Six morts et plusieurs blessés lors d’une marche non-autorisée en RDC

Le calme était de retour à Kinshasa dimanche soir, après la mort de six personnes, dans la dispersion violente d’une manifestation non autorisée, lancée à l’appel d’un collectif catholique contre le maintien au pouvoir du président Joseph Kabila.

Selon un bilan de la Mission des nations unies en RDC (Monusco) et des organisateurs, six personnes ont été tuées à Kinshasa, et 49 blessés dans tout le pays où 94 personnes ont été arrêtées.

Le porte-parole de la police nationale congolaise a pour sa part affirmé que «deux personnes ont été tuées» à Kinshasa. «Neuf policiers» ont été blessés «dont deux grièvement», a-t-il ajouté dans une intervention sur la télévision d’Etat Radio Télévision Nationale Congolaise (RTNC).

Dans la principale église à Kinshasa, la cathédrale Notre-Dame, des fidèles ont essuyé des tirs de gaz lacrymogènes alors qu’ils tentaient de marcher après la messe.

Dans d’autres endroits de la capitale congolaise, plusieurs centaines de personnes ont tenté de défiler entre l’église Christ-Roi et la place de la Victoire, dans le centre, avant de se heurter aux forces de l’ordre.
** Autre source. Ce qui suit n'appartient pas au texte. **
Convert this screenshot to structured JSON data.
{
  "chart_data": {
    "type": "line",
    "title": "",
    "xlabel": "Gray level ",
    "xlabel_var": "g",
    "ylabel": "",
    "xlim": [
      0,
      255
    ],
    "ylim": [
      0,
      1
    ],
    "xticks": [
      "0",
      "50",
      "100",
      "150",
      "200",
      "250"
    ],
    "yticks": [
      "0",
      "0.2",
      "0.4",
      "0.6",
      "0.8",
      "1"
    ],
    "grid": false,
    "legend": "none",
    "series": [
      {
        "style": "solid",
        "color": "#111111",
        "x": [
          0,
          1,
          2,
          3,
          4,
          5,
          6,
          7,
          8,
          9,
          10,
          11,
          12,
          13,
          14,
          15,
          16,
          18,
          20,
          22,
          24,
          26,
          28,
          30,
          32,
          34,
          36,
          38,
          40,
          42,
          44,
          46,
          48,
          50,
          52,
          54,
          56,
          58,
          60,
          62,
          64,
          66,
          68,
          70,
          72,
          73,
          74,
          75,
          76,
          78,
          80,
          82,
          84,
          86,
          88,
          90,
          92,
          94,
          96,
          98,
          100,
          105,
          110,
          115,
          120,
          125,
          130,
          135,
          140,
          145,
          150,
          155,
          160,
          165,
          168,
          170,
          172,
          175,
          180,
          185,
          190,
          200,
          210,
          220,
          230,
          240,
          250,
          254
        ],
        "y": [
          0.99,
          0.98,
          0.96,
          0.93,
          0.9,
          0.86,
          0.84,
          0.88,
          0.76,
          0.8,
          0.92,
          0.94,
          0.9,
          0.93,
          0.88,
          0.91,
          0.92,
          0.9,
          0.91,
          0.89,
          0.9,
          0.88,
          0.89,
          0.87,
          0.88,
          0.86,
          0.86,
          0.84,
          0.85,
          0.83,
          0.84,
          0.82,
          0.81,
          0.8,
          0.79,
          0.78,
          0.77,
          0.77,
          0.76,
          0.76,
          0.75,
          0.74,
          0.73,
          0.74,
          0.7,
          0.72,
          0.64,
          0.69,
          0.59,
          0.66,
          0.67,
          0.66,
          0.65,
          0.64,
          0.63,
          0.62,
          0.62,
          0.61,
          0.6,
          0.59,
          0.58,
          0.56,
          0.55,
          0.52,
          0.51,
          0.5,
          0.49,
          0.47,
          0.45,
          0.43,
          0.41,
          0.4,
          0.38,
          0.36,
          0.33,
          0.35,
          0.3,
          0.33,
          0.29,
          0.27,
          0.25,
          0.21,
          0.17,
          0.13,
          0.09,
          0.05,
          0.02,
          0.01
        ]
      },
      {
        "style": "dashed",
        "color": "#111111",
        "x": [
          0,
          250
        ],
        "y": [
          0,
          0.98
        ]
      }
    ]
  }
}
Des curés et un des leaders de l’opposition, Vital Kamerhe, avaient pris la tête du cortège.

Dans le reste du pays, là aussi, des manifestants anti-Kabila se sont heurtés dans de nombreuses villes aux forces de l’ordre. Les forces de la Monusco se sont interposées entre les manifestants et la police qui avait reçu le soutien l’armée pour faire respecter l’interdiction de manifester.

Les organisateurs, un collectif de laïcs proche de l’Eglise catholique, demandent au président Joseph Kabila de déclarer publiquement qu’il ne sera pas candidat à un troisième mandat, lors des élections du 23 décembre 2018, ce que lui interdit d’ailleurs la Constitution. Ils demandent aussi le respect d’un accord politique de la Saint-Sylvestre 2016 prévoyant la libération des prisonniers politiques.

Les autorités congolaises ont une nouvelle fois interdit ces marches qui avaient été déjà organisées le 31 décembre dernier. Ce jour-là, la répression avait alors fait six morts dont cinq à Kinshasa, selon les Nations unies et la nonciature apostolique, aucun d’après les autorités.

Le chef de l’Eglise catholique, le pape François a appelé dimanche les autorités du pays à éviter «toute forme de violence», à la fin d’un Angelus prononcé à Lima.